A grievance can be identified as anything that an employee is not happy about, whether it is real or imagined. It is important that you tend to a grievance as soon as possible. Negativity in the workplace is contagious and can cause a less-than-ideal working environment for all.
Whether you have a single employee or many, you need a formalised grievance procedure. Employees need to know that when they have a grievance, there are procedures in place that can address it appropriately and effectively.
WHAT ARE THE OBJECTIVES OF SUCH A PROCEDURE?
First and foremost, it allows the opportunity for upward communication, especially in larger companies where management is perceived as “untouchable”. It also ensures that complaints are dealt with effectively. It creates awareness of employee problems and emphasises management concern for their employees. It minimises disputes and ultimately renders disciplinary procedures more acceptable.
WHAT DOES AN EFFECTIVE GRIEVANCE PROCEDURE LOOK LIKE?
It grants the employee the opportunity to bring the grievance to the attention of top management. In the process, it permits the employee to be represented by their superior or a fellow employee. It also sets an expectation of management’s genuine attempts to resolve the grievance.
In addition, it sets a time limit at each stage of the process and confirms that the grievance is not resolved until the employee is satisfied. Be conscious of the fact that the employee may declare a dispute if the grievance is unresolved; grievances often result in mediation. It also allows the grievance to be handled as close to their source as possible.
WHAT MAKES THE PROCEDURE EFFECTIVE?
The procedure can only be effective if all employees are familiar with the procedure. A good time to introduce this is at the induction session of a new employee. A good idea is to include a copy in the Employee Welcome Pack so the employee can use it as a reference should it be needed.
Providing training and information on how best to use the grievance procedure will not only set the employee at ease but will also increase management’s street credit.
An effective procedure also avoids all forms of victimisation or intimidation and encourage responsible use of the procedure. It assists both employee representative and management to be fully conversant and familiar with the procedure.
WHAT SHOULD MANAGEMENT DO WHILE A GRIEVANCE PROCEDURE IS IN PROGRESS?
First and foremost: Listen carefully. Verify or investigate the facts and state management’s own position (if applicable).

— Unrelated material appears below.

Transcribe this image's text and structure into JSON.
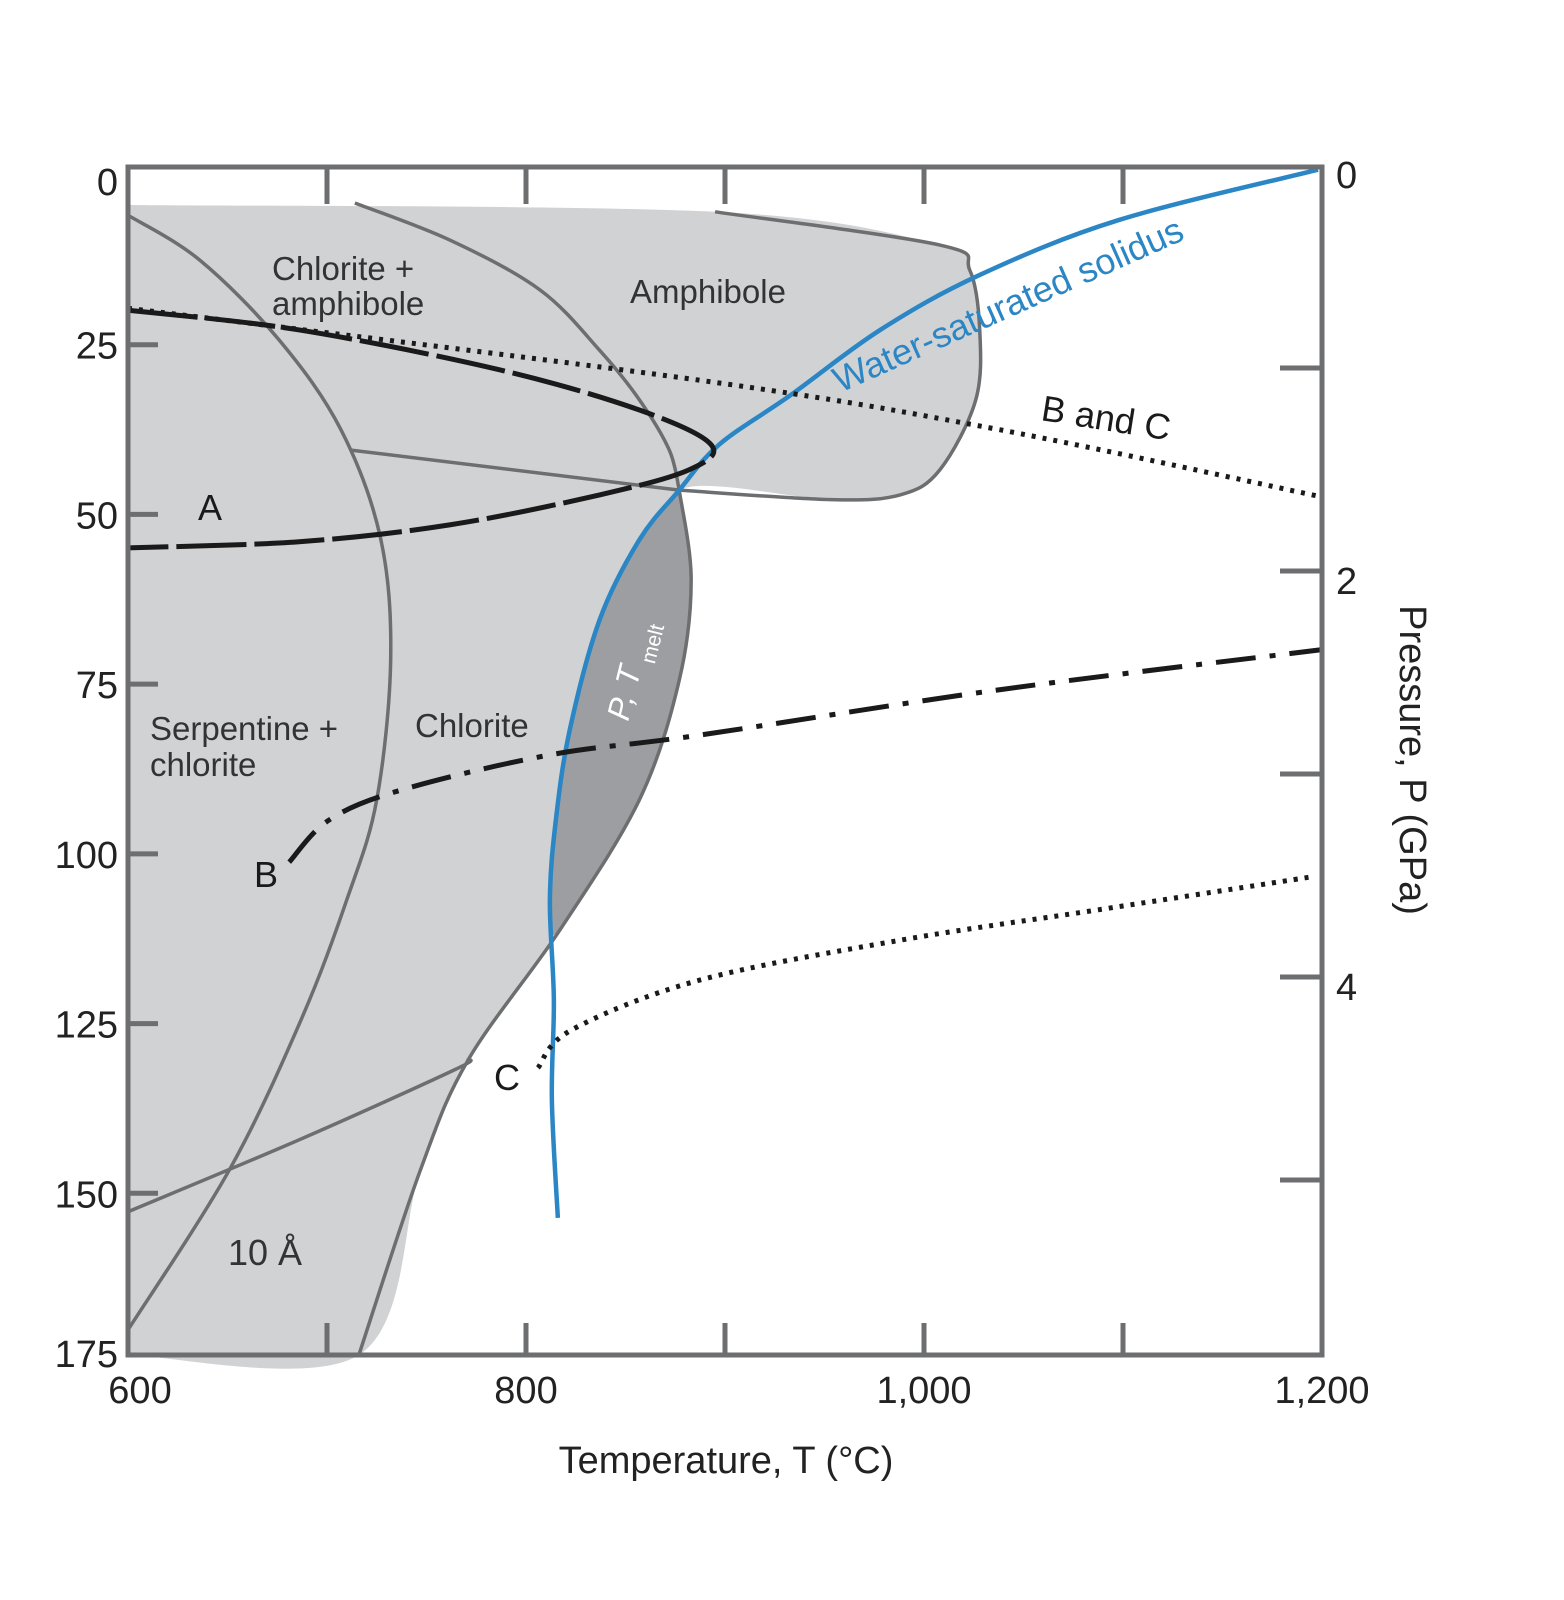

It is important to elicit a suggested solution from the employee.
ESSENTIAL FEATURES OF A GRIEVANCE DOCUMENT:
- It must be in writing;
- It must be a public document in the workplace;
- It must be understood by all employees;
- It must allow individual and group grievances to be raised;
- The employee must proceed to increasingly senior levels of management unresolved;
- It must allow the employee to be assisted by a fellow employee of his or her choice;
- The grievance must result in satisfaction;
- All stages of the process must be properly documented and recorded in writing.
WHEN HANDLING A GRIEVANCE:
- Be prepared to listen to the grievance in full. Do not create your own preconceived perceptions;
- Show genuine interest, concern and understanding;
- Avoid aggressive reasons and threats during all discussions;
- Do not attempt to intimidate the employee, rather encourage them to express his or her grievance with confidence.
When faced with a grievance, identify and clarify the employee’s real nature of the grievance. It is important to separate the issues yourself. Employees are often overwhelmed and may not view things as they are, but rather as they perceive it – often with clouded judgement.
- Decide on the validity of the grievance and obtain sufficient information prior to questioning the employee. It is of great importance to question other employees or management that are affected.
- Ask the employee what settlement is desired and verify the information provided.
- Distinguish fact from opinion.
- Analyse results of your investigation by taking all the relevant factors into account;
- Consider a possible alternative course of action and decide on an appropriate course of action.
- Counsel the employee of decision and endeavour to explain the reason for the decision;
- Seek commitment from the employee and agree on a follow-up action required;
- Remind the employee of his rights if he wishes to pursue the grievance further.
- When a grievance is resolved, you need to monitor the situation to make sure that the employee is satisfied;
- If a grievance is unresolved, make sure that the next step is in place, e.g. arbitration.